Researchers working on road wetness detection from audio to enhance car safety
Researchers working on road wetness detection from audio to enhance car safety

The concept of cars have been highly revolutionized since the last decade and car technology development is at its zenith right now. With Google testing its phenomenal self driving cars, we have seen that cars no longer need a human to drive or to watch our for passengers safety. It’s all automated now and still safety is there. Very recently, MIT, Toyota and the New England Transportation Center have started working on developing a new way to detect the wetness of roads from audio. A car having a feature to detect the wetness of roads can reduce accidents by manifold times.

The technology of wetness detection revolves round the physics of noise. When cars ride over wet roads, the friction of the tire with the wet road creates a typical sound that is very common to us. The new sensor that will be installed in cars, will be able to detect the conditions of the road from those noises. Not only wet roads, the sensor will also detect noises from any cars nearby and inform about the driving conditions.

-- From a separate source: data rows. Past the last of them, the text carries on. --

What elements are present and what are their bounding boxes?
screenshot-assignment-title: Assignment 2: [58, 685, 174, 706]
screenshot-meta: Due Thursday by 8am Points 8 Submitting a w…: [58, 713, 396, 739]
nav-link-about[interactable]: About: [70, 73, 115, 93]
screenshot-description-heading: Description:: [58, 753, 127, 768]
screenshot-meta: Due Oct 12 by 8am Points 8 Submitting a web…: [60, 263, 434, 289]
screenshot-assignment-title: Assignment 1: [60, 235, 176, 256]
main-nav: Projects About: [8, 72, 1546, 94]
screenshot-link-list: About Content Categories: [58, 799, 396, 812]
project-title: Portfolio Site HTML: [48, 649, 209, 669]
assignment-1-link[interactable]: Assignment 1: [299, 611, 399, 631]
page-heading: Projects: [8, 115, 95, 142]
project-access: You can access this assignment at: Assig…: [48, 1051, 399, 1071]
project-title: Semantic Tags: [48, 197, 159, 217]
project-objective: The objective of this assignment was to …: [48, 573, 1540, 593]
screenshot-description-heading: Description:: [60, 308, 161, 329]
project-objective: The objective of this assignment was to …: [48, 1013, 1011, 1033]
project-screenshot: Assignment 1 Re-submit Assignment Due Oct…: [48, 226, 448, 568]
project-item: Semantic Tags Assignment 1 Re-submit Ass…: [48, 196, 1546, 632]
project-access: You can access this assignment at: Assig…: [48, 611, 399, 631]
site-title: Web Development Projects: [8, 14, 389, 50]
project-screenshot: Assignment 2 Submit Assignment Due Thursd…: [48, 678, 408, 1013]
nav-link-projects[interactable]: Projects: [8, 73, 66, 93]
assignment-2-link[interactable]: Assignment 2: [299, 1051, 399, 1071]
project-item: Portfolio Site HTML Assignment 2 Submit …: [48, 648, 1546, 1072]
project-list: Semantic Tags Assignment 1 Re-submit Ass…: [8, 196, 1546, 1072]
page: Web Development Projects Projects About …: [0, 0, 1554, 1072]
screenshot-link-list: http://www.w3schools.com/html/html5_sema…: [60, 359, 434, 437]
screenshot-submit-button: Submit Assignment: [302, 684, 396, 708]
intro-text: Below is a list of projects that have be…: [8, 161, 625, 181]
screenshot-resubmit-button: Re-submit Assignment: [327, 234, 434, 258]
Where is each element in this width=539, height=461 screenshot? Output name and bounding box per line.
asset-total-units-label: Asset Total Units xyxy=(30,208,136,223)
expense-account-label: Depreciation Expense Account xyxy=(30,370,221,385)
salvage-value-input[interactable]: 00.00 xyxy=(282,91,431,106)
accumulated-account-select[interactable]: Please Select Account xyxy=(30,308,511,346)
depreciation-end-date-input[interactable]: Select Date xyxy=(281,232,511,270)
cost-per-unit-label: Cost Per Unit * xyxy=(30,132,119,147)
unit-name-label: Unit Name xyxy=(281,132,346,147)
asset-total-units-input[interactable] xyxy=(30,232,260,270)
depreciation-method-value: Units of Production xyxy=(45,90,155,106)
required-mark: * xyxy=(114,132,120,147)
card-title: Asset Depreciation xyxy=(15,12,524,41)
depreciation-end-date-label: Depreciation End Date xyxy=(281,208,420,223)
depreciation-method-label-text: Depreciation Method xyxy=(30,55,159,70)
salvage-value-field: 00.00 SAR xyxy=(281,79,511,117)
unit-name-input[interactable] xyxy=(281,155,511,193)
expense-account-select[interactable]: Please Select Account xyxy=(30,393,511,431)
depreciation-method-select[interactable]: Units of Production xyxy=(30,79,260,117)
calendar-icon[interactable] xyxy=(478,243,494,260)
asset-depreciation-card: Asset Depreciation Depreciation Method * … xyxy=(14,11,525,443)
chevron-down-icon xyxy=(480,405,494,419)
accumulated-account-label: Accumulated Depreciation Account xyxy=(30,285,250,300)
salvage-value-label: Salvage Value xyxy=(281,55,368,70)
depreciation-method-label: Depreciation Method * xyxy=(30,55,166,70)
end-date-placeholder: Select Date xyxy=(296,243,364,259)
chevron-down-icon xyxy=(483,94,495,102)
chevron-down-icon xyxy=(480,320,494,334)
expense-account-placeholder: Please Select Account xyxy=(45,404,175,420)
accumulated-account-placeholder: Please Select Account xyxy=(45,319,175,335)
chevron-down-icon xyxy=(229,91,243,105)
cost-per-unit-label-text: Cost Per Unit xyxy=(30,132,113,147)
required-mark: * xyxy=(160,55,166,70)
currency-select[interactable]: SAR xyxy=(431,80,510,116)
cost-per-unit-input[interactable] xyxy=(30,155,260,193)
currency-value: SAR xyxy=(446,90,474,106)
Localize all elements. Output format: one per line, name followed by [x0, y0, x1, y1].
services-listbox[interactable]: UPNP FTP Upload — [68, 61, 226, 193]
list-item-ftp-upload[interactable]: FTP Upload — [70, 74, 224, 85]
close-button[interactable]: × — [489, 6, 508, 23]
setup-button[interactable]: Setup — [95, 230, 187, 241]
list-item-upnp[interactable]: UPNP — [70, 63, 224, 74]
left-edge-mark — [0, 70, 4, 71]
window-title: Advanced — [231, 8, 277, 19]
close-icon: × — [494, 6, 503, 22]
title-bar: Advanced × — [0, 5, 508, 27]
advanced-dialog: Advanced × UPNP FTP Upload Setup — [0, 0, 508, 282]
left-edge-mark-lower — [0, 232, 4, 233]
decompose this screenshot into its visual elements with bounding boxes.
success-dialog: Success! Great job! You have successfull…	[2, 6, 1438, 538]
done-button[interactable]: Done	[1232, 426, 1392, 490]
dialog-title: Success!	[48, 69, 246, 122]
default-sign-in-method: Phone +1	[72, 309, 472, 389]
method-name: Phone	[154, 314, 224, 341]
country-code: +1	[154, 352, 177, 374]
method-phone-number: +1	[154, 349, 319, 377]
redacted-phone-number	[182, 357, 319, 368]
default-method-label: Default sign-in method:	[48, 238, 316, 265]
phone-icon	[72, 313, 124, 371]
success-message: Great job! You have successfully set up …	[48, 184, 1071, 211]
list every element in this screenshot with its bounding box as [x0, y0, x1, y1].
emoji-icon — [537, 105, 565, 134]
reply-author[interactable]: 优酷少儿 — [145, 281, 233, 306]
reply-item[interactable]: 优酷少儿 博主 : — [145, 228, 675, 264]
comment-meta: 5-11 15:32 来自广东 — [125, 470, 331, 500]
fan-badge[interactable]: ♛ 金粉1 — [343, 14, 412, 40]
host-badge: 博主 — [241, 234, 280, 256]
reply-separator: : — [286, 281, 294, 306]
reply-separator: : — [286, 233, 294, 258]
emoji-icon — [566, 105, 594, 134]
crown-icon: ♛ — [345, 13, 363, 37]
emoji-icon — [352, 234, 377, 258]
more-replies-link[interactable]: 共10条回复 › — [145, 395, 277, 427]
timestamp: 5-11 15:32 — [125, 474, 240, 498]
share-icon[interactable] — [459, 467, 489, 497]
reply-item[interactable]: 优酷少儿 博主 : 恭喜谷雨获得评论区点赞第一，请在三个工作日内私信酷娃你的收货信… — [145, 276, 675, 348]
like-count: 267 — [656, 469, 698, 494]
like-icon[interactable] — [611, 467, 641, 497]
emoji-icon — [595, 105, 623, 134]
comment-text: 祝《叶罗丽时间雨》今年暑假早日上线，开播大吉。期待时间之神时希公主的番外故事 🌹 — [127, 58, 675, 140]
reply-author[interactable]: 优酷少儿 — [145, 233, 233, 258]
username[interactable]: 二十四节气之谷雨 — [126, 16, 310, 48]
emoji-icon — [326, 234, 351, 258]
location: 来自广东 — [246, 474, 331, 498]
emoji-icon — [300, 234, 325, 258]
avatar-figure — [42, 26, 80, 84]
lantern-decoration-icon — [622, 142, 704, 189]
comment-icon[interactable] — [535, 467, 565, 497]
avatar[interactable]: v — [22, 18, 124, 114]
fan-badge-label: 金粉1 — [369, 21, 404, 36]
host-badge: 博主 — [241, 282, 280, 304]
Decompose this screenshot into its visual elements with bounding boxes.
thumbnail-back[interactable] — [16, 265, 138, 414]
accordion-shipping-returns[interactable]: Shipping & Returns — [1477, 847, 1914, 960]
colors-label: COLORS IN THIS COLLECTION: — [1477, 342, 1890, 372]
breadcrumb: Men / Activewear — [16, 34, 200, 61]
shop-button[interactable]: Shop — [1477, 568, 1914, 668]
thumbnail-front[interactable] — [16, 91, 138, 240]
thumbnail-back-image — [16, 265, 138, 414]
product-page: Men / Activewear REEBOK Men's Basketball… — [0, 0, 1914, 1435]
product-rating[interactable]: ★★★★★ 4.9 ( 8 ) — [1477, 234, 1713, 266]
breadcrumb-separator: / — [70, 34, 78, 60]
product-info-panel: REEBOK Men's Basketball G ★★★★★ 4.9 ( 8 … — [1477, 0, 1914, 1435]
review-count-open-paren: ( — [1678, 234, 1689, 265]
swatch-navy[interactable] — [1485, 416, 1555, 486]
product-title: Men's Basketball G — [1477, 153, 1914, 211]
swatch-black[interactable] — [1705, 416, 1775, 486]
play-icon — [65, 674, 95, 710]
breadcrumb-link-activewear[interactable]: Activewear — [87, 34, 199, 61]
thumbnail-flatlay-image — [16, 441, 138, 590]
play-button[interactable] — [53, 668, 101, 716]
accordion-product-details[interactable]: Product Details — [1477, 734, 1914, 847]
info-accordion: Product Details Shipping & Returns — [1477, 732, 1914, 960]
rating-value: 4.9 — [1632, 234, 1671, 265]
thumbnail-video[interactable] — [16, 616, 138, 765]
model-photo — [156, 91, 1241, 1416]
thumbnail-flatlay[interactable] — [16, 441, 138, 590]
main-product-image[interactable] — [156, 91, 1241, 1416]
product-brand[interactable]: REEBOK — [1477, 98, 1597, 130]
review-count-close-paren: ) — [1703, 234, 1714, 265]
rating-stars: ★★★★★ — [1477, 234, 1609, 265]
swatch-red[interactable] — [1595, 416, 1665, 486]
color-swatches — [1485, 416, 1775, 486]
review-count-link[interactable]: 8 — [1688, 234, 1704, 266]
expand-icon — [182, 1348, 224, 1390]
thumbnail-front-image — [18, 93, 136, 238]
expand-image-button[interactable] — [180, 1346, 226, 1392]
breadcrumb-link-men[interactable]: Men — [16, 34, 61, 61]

The system is actually inducing a continuous neural network architecture and the technology is solely based on the sound produced from the friction between tires and road surface. As the research paper says,

“We introduce a recurrent neural network architecture for automated road surface wetness detection from audio of tire-surface interaction. The robustness of our approach is evaluated on 785,826 bins of audio that span an extensive range of vehicle speeds, noises from the environment, road surface types, and pavement conditions including international roughness index (IRI) values from 25 in/mi to 1400 in/mi. The training and evaluation of the model are performed on different roads to minimize the impact of environmental and other external factors on the accuracy of the classification. We achieve an unweighted average recall (UAR) of 93.2% across all vehicle speeds including 0 mph. The classifier still works at 0 mph because the discriminating signal is present in the sound of other vehicles driving by.”

The sensor is not only meant for high end automated cars but the group is trying to make it cost effective so that every car can install a sensor and get a safe driving experience.